ENS: Mental Health Campaign
The programme itself and how it could be integrated into curriculums or taught separately will be discussed with the education authorities in Abu Dhabi this week.
It is expected the programme will be delivered primarily in Arabic with a separate course for English-language classes. Emirates National Schools is a private operator of three second schools that are attended mostly my Emirati boys and girls.
“When we talk about mental health it isn’t just because it is an important topic but because it touches on so many different areas,” Dr Hamoda said.
“The UAE is making important efforts in terms of improving its educational capacity and I think attention to mental health would allow schools to take the next step.
“This programme fits into the core responsibilities of a school because we know that students who better emotional and mental health, actually do better and reduces juvenile crime rates, school drop outs so this is very important in terms of public policy.”
In 2013, the NRC introduced a programme that teaches schoolchildren about the hazards of smoking and taking drugs.
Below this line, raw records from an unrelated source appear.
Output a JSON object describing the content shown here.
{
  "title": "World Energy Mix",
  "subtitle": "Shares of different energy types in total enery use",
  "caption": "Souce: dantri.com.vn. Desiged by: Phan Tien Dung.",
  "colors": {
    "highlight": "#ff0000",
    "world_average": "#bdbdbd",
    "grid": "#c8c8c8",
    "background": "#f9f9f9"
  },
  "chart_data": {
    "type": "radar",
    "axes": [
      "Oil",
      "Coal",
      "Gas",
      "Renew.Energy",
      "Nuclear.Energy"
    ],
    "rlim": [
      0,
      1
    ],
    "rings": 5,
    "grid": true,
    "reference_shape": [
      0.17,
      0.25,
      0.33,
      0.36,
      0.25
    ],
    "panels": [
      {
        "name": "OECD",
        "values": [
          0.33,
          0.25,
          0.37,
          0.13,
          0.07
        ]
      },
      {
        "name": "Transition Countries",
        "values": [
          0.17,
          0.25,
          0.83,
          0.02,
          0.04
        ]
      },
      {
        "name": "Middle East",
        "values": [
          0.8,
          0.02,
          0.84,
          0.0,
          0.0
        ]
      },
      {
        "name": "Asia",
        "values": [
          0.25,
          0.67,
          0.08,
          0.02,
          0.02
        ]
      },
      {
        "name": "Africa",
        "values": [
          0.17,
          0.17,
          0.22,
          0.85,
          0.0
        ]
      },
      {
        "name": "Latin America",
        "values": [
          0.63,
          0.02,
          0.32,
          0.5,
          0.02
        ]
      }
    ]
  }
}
The initiative, called Unplugged, was also implemented at Emirates National Schools.
It is hoped that the new project will build on that and run next year.
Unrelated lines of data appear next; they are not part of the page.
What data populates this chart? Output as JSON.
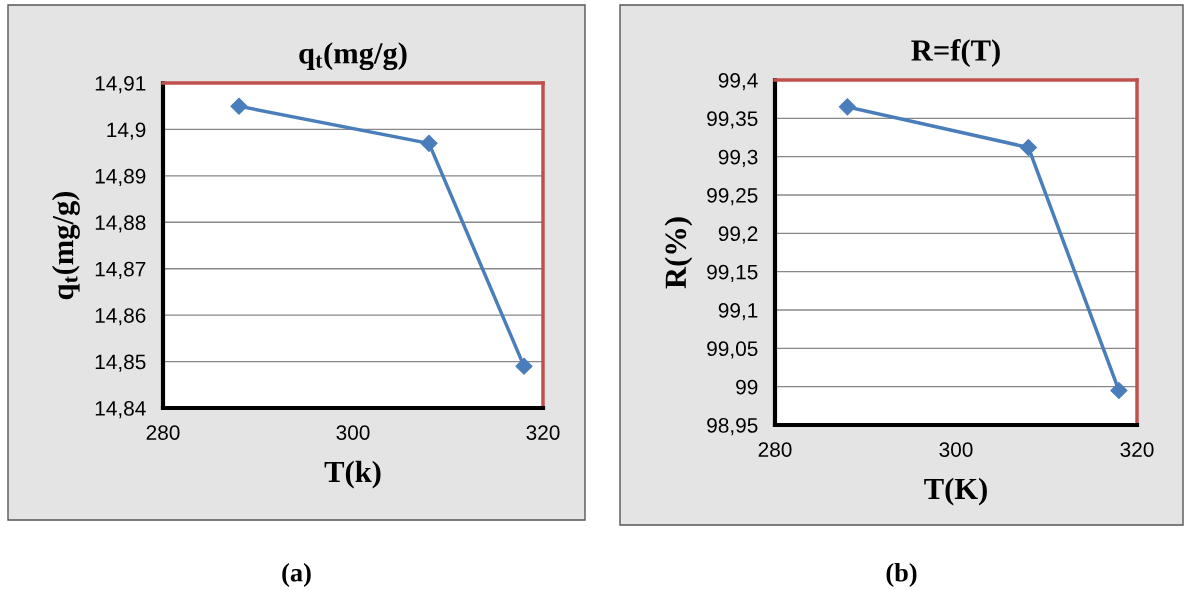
{
  "chart_data": [
    {
      "type": "line",
      "title": "q$_{t}$(mg/g)",
      "xlabel": "T(k)",
      "ylabel": "q$_{t}$(mg/g)",
      "x": [
        288,
        308,
        318
      ],
      "series": [
        {
          "color": "#4a7ebb",
          "values": [
            14.905,
            14.897,
            14.849
          ]
        }
      ],
      "xlim": [
        280,
        320
      ],
      "xticks": [
        280,
        300,
        320
      ],
      "ylim": [
        14.84,
        14.91
      ],
      "yticks": [
        {
          "value": 14.84,
          "label": "14,84"
        },
        {
          "value": 14.85,
          "label": "14,85"
        },
        {
          "value": 14.86,
          "label": "14,86"
        },
        {
          "value": 14.87,
          "label": "14,87"
        },
        {
          "value": 14.88,
          "label": "14,88"
        },
        {
          "value": 14.89,
          "label": "14,89"
        },
        {
          "value": 14.9,
          "label": "14,9"
        },
        {
          "value": 14.91,
          "label": "14,91"
        }
      ],
      "grid": "y",
      "marker": "diamond",
      "line_style": "solid",
      "annotations": [
        "(a)"
      ]
    },
    {
      "type": "line",
      "title": "R=f(T)",
      "xlabel": "T(K)",
      "ylabel": "R(%)",
      "x": [
        288,
        308,
        318
      ],
      "series": [
        {
          "color": "#4a7ebb",
          "values": [
            99.365,
            99.312,
            98.995
          ]
        }
      ],
      "xlim": [
        280,
        320
      ],
      "xticks": [
        280,
        300,
        320
      ],
      "ylim": [
        98.95,
        99.4
      ],
      "yticks": [
        {
          "value": 98.95,
          "label": "98,95"
        },
        {
          "value": 99.0,
          "label": "99"
        },
        {
          "value": 99.05,
          "label": "99,05"
        },
        {
          "value": 99.1,
          "label": "99,1"
        },
        {
          "value": 99.15,
          "label": "99,15"
        },
        {
          "value": 99.2,
          "label": "99,2"
        },
        {
          "value": 99.25,
          "label": "99,25"
        },
        {
          "value": 99.3,
          "label": "99,3"
        },
        {
          "value": 99.35,
          "label": "99,35"
        },
        {
          "value": 99.4,
          "label": "99,4"
        }
      ],
      "grid": "y",
      "marker": "diamond",
      "line_style": "solid",
      "annotations": [
        "(b)"
      ]
    }
  ]
}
“We used the experiences and challenges we had with Unplugged and developed this new programme,” said Ayesha Al Hosani, a healthcare educator at the NRC.
“The programme is both life skills and mental health,” she said.
“This year we are assessing the situation and getting all of those holders involved.
“It is also not only about school children but parents involved as well,” Ms Al Hosani said.
Dr Hamad Al Ghaferi, director of the rehabilitation centre, said the school and authorities are ready to embrace what is a “unique” project in schools.
“If we succeed in our objectives, this will be the first programme in the Middle East and the region. We want to introduce the concept of ‘healthy schools’ – there are healthy cities but not healthy schools,” he said.